The octanes of gasoline
When you go to the gas station, you choose gasoline of 92 octanes, or 89, or 87... What do those octanes mean?
The octane rating is a way to measure the gasoline's resistance to knocking. The knocking is a rapid pinging or knocking sound which comes from an engine when it's pushed to produce a lot of power quickly. Usually occurs when a car is accelerating, especially while going uphill.
Gasoline is a blend of more than a hundred hydrocarbons (compounds with only carbon-hydrogen and carbon-carbon bonds). The more highly branched a hydrocarbon, the greater its tendency to burn smoothly and to resist knocking. A combination of the hydrocarbon 2,2,4-trimethylpentane (mistakenly named 'isooctane' or even simply 'octane') and heptane is used to evaluate octane ratings. Because of its high ability to burn smoothly and to resist knocking, 2,2,4-trimethylpentane ('octane') is assigned an octane rating of 100; heptane, with its great tendency to knock, receives an octane rating of 0. Mixtures of the two are given octane ratings equal to the percentage of the octane they contain.

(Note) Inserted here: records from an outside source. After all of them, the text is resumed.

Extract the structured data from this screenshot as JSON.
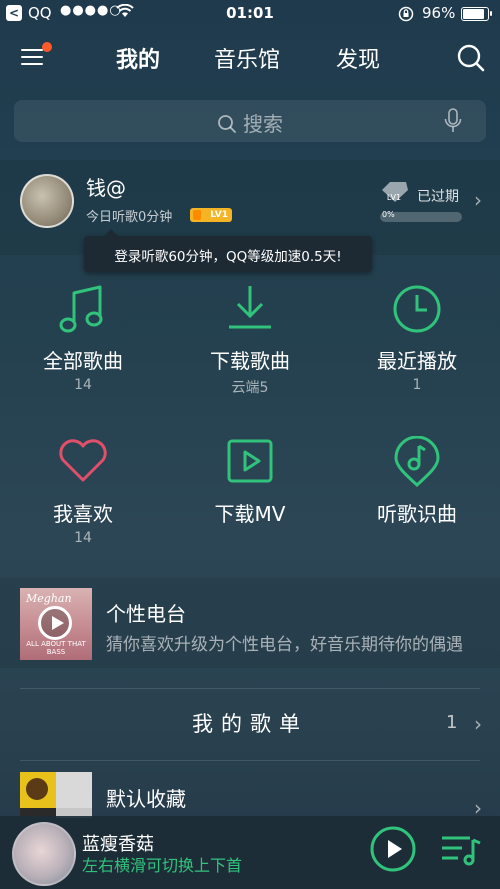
{
  "status_bar": {
    "back_glyph": "<",
    "carrier": "QQ",
    "signal": "●●●●○",
    "time": "01:01",
    "battery": "96%",
    "battery_level": 0.96
  },
  "header": {
    "tabs": [
      {
        "label": "我的",
        "active": true
      },
      {
        "label": "音乐馆",
        "active": false
      },
      {
        "label": "发现",
        "active": false
      }
    ],
    "menu_has_badge": true
  },
  "search": {
    "placeholder": "搜索"
  },
  "profile": {
    "name": "钱@",
    "listen_today": "今日听歌0分钟",
    "level_badge": "LV1",
    "vip_badge": "LV1",
    "vip_status": "已过期",
    "vip_progress_label": "0%",
    "vip_progress": 0,
    "tooltip": "登录听歌60分钟，QQ等级加速0.5天!"
  },
  "grid": [
    {
      "label": "全部歌曲",
      "count": "14",
      "icon": "music-note-icon"
    },
    {
      "label": "下载歌曲",
      "count": "云端5",
      "icon": "download-icon"
    },
    {
      "label": "最近播放",
      "count": "1",
      "icon": "clock-icon"
    },
    {
      "label": "我喜欢",
      "count": "14",
      "icon": "heart-icon"
    },
    {
      "label": "下载MV",
      "count": "",
      "icon": "mv-play-icon"
    },
    {
      "label": "听歌识曲",
      "count": "",
      "icon": "recognize-song-icon"
    }
  ],
  "radio": {
    "title": "个性电台",
    "description": "猜你喜欢升级为个性电台，好音乐期待你的偶遇",
    "cover_title": "Meghan",
    "cover_subtitle": "ALL ABOUT THAT BASS"
  },
  "playlists": {
    "header": "我的歌单",
    "count": "1",
    "items": [
      {
        "title": "默认收藏"
      }
    ]
  },
  "player": {
    "title": "蓝瘦香菇",
    "hint": "左右横滑可切换上下首"
  },
  "colors": {
    "accent": "#31c27c",
    "badge": "#ff5a2a",
    "heart": "#e0506a",
    "level": "#f5b423"
  }
}
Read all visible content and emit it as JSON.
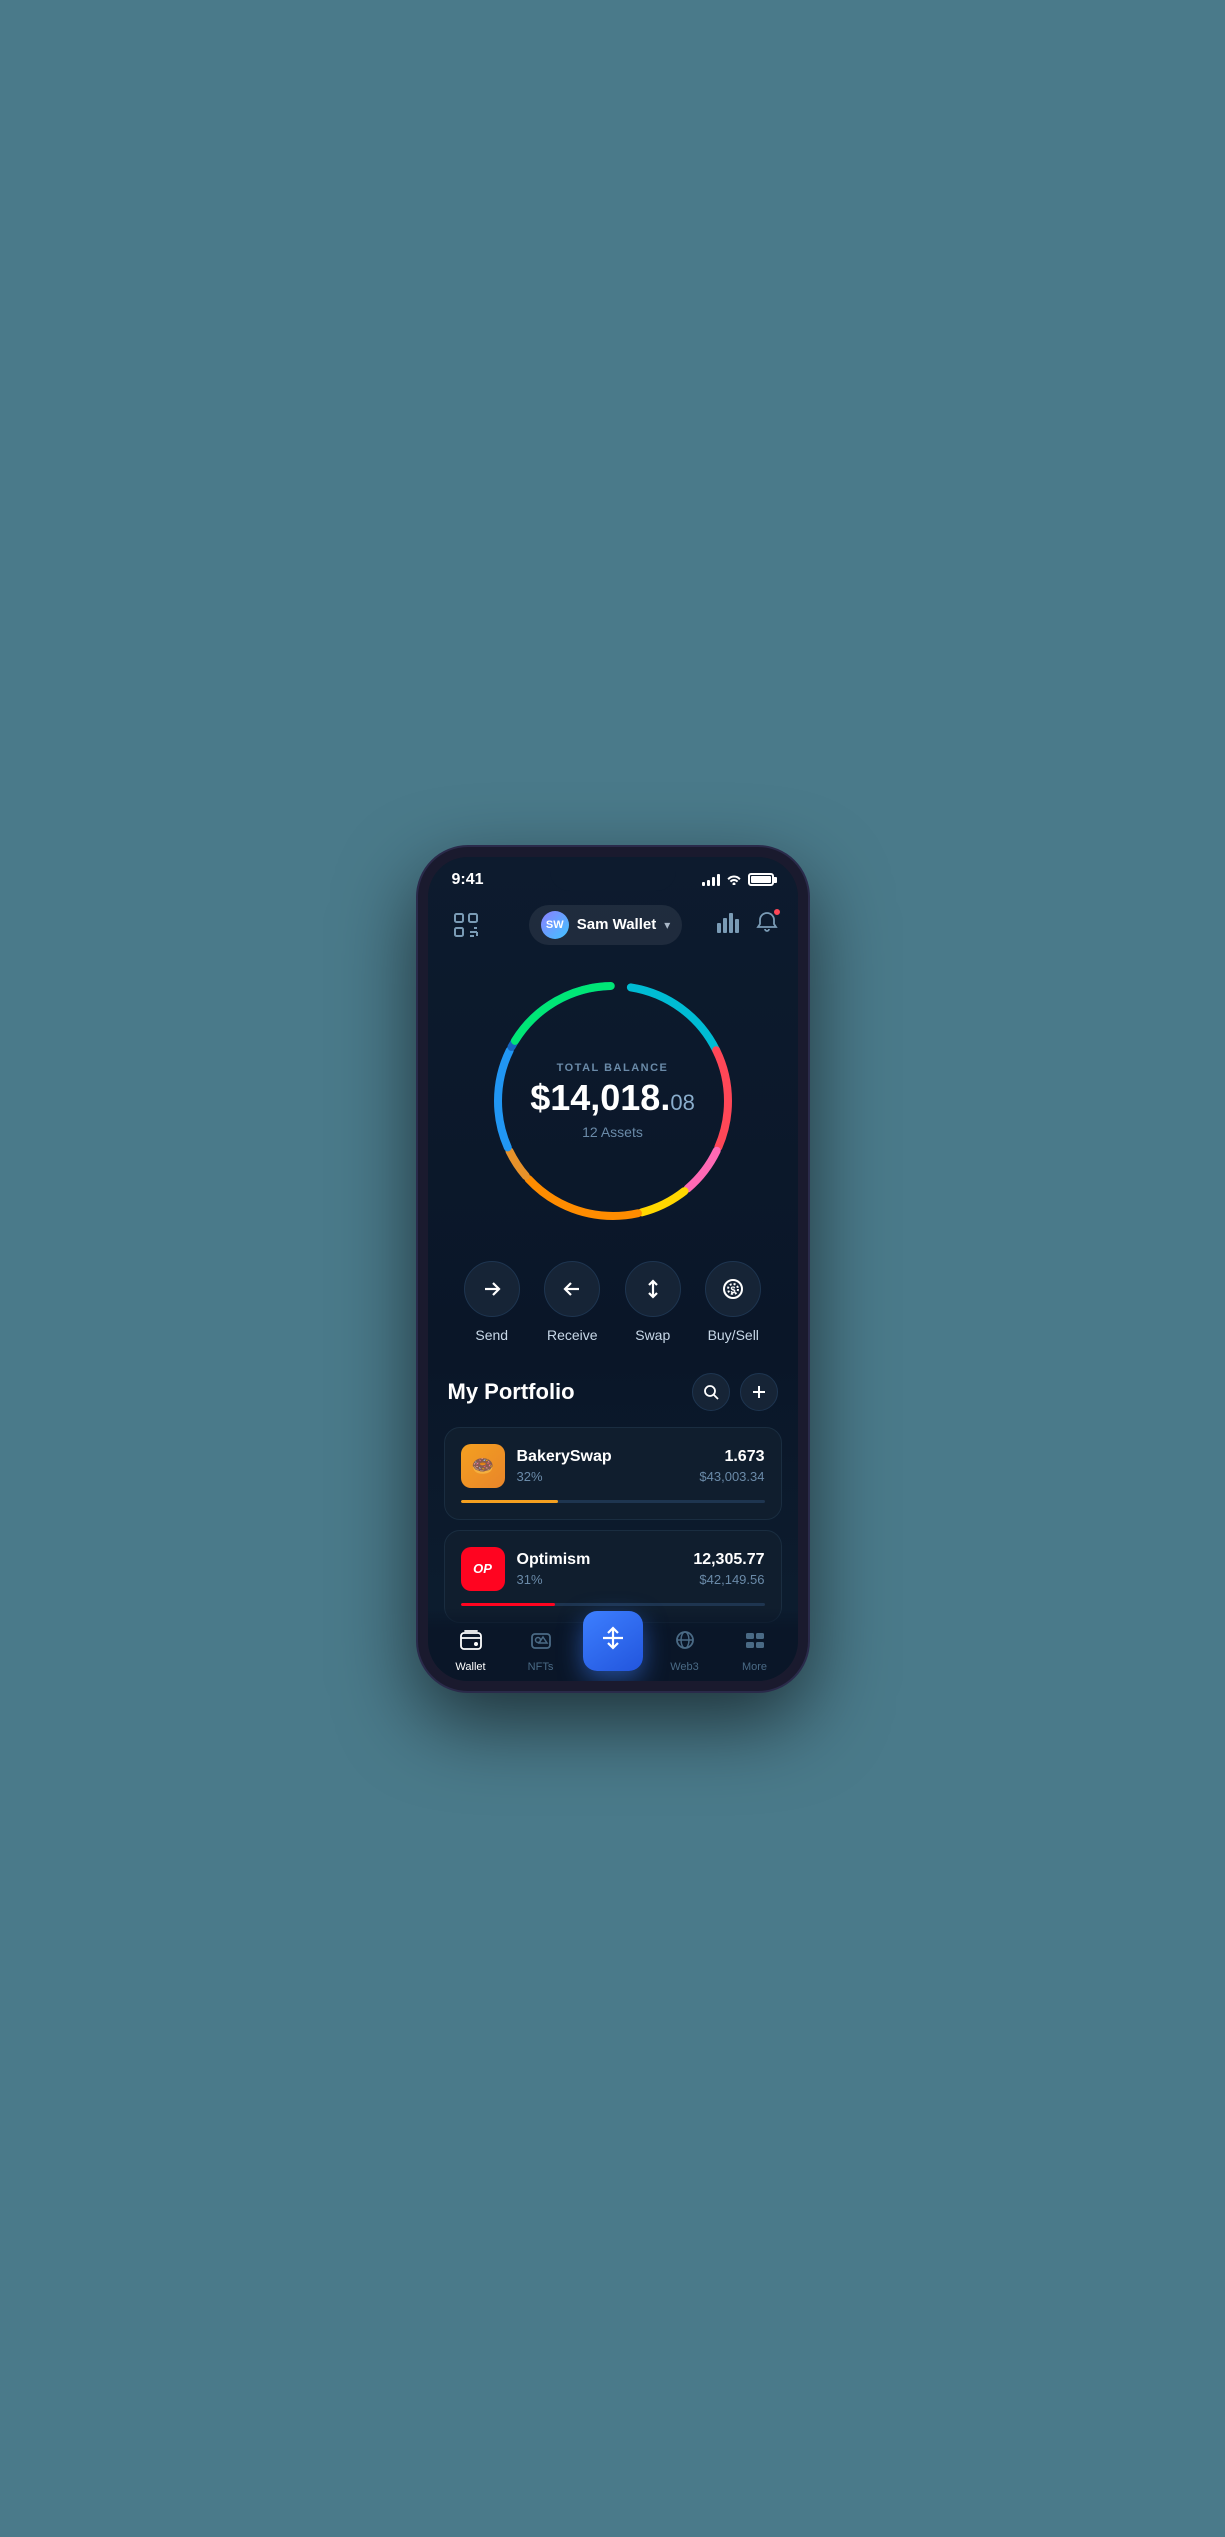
{
  "status_bar": {
    "time": "9:41",
    "signal_bars": [
      4,
      6,
      8,
      10,
      12
    ],
    "wifi": "wifi",
    "battery": 100
  },
  "header": {
    "scan_label": "scan",
    "wallet_initials": "SW",
    "wallet_name": "Sam Wallet",
    "chart_label": "chart",
    "bell_label": "notifications"
  },
  "balance": {
    "label": "TOTAL BALANCE",
    "amount": "$14,018.",
    "cents": "08",
    "assets_label": "12 Assets"
  },
  "actions": [
    {
      "id": "send",
      "label": "Send",
      "icon": "→"
    },
    {
      "id": "receive",
      "label": "Receive",
      "icon": "←"
    },
    {
      "id": "swap",
      "label": "Swap",
      "icon": "⇅"
    },
    {
      "id": "buysell",
      "label": "Buy/Sell",
      "icon": "$"
    }
  ],
  "portfolio": {
    "title": "My Portfolio",
    "search_label": "search",
    "add_label": "add"
  },
  "assets": [
    {
      "name": "BakerySwap",
      "pct": "32%",
      "amount": "1.673",
      "usd": "$43,003.34",
      "progress": 32,
      "progress_color": "#f4a020",
      "icon_type": "bakery"
    },
    {
      "name": "Optimism",
      "pct": "31%",
      "amount": "12,305.77",
      "usd": "$42,149.56",
      "progress": 31,
      "progress_color": "#ff0420",
      "icon_type": "op"
    }
  ],
  "nav": {
    "items": [
      {
        "id": "wallet",
        "label": "Wallet",
        "active": true,
        "icon": "wallet"
      },
      {
        "id": "nfts",
        "label": "NFTs",
        "active": false,
        "icon": "nfts"
      },
      {
        "id": "center",
        "label": "",
        "active": false,
        "icon": "swap-center"
      },
      {
        "id": "web3",
        "label": "Web3",
        "active": false,
        "icon": "web3"
      },
      {
        "id": "more",
        "label": "More",
        "active": false,
        "icon": "more"
      }
    ]
  },
  "circle": {
    "segments": [
      {
        "color": "#00bcd4",
        "start": 0,
        "length": 55
      },
      {
        "color": "#ff4757",
        "start": 60,
        "length": 55
      },
      {
        "color": "#ff69b4",
        "start": 120,
        "length": 25
      },
      {
        "color": "#ffd700",
        "start": 148,
        "length": 25
      },
      {
        "color": "#ff8c00",
        "start": 176,
        "length": 60
      },
      {
        "color": "#e8922a",
        "start": 238,
        "length": 15
      },
      {
        "color": "#2196f3",
        "start": 256,
        "length": 50
      },
      {
        "color": "#1565c0",
        "start": 308,
        "length": 30
      },
      {
        "color": "#0d47a1",
        "start": 340,
        "length": 30
      },
      {
        "color": "#26c6da",
        "start": 15,
        "length": 35
      }
    ]
  }
}
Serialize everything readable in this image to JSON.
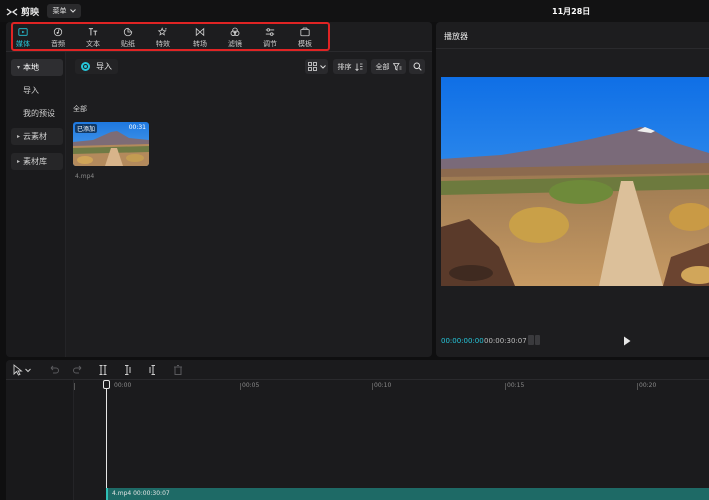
{
  "app": {
    "name": "剪映",
    "menu_label": "菜单",
    "project_title": "11月28日"
  },
  "toolbar": {
    "items": [
      {
        "label": "媒体",
        "icon": "media-icon"
      },
      {
        "label": "音频",
        "icon": "audio-icon"
      },
      {
        "label": "文本",
        "icon": "text-icon"
      },
      {
        "label": "贴纸",
        "icon": "sticker-icon"
      },
      {
        "label": "特效",
        "icon": "effects-icon"
      },
      {
        "label": "转场",
        "icon": "transition-icon"
      },
      {
        "label": "滤镜",
        "icon": "filter-icon"
      },
      {
        "label": "调节",
        "icon": "adjust-icon"
      },
      {
        "label": "模板",
        "icon": "template-icon"
      }
    ],
    "active_index": 0
  },
  "left_nav": {
    "items": [
      {
        "label": "本地"
      },
      {
        "label": "导入"
      },
      {
        "label": "我的预设"
      },
      {
        "label": "云素材"
      },
      {
        "label": "素材库"
      }
    ]
  },
  "media": {
    "import_label": "导入",
    "sort_label": "排序",
    "filter_label": "全部",
    "section_label": "全部",
    "clip": {
      "badge": "已添加",
      "duration": "00:31",
      "filename": "4.mp4"
    }
  },
  "player": {
    "title": "播放器",
    "current_time": "00:00:00:00",
    "total_time": "00:00:30:07"
  },
  "timeline": {
    "ruler_labels": [
      "00:00",
      "00:05",
      "00:10",
      "00:15",
      "00:20"
    ],
    "clip_label": "4.mp4  00:00:30:07"
  },
  "colors": {
    "accent": "#26c6da",
    "highlight_box": "#e02424",
    "clip_track": "#1e6a66"
  }
}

To determine the octane rating of any particular gasoline, they compare the knocking tendencies of that particular blend with those of mixtures of "octane" and heptane. If, for example, a particular gasoline has knocking tendencies identical to those of a mixture of 92% "octane" and 8% heptane, under standard test conditions, they assign that blend of gasoline an octane rating of 92.
In summary, the higher the octane rating of a gasoline, the lower knocking tendency, because it contains more percentage of highly branched hydrocarbons.